Coco-Flava Flan
Est. Time:
4-5 hrs
Yield:
12
- 3 cups CEG Demerara Sugar
- 3 (14-ounce) cans sweetened JCS condensed milk
- 1 (14-ounce) can JCS Coconut Milk
- 1 (14-ounce) can evaporated milk
- 6 large eggs
- 2 tablespoons coconut extract
- 1 tablespoon JCS Vanilla Flavoring
- 1/2 teaspoon salt
- 1 cup shredded coconut
This is a simple flan recipe that is sure to make your taste buds quiver. The JCS Coconut milk is what makes this flan different from others, making it not just any flan...but a Flava-Flan.
-Preheat oven to 325°F.
-Place 2 cups of the sugar in a heavy saucepan and cook over medium heat, stirring regularly, until caramelized.

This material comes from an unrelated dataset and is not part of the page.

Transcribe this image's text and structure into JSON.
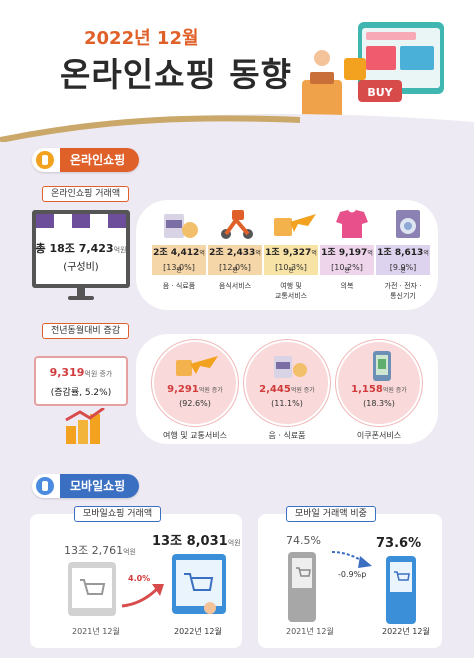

-Pour the caramel into a 9-inch-round, 3-inch-deep pan. Coat the bottom and sides, then set aside for 15 minutes.
-In a large bowl, mix the milks, eggs, coconut extract,coconut milk, vanilla extract, and salt. Pour the mixture over the caramel. Set in a water bath and cover with foil.
-Bake until the center is set, 2 1/2 to 3 hours. Chill for 3 hours or overnight.
-Before serving, turn the flan onto a serving plate. Heat the remaining sugar in 1 cup water over medium-high heat until it dissolves, about 30 seconds. Stir in the coconut and spoon over the flan.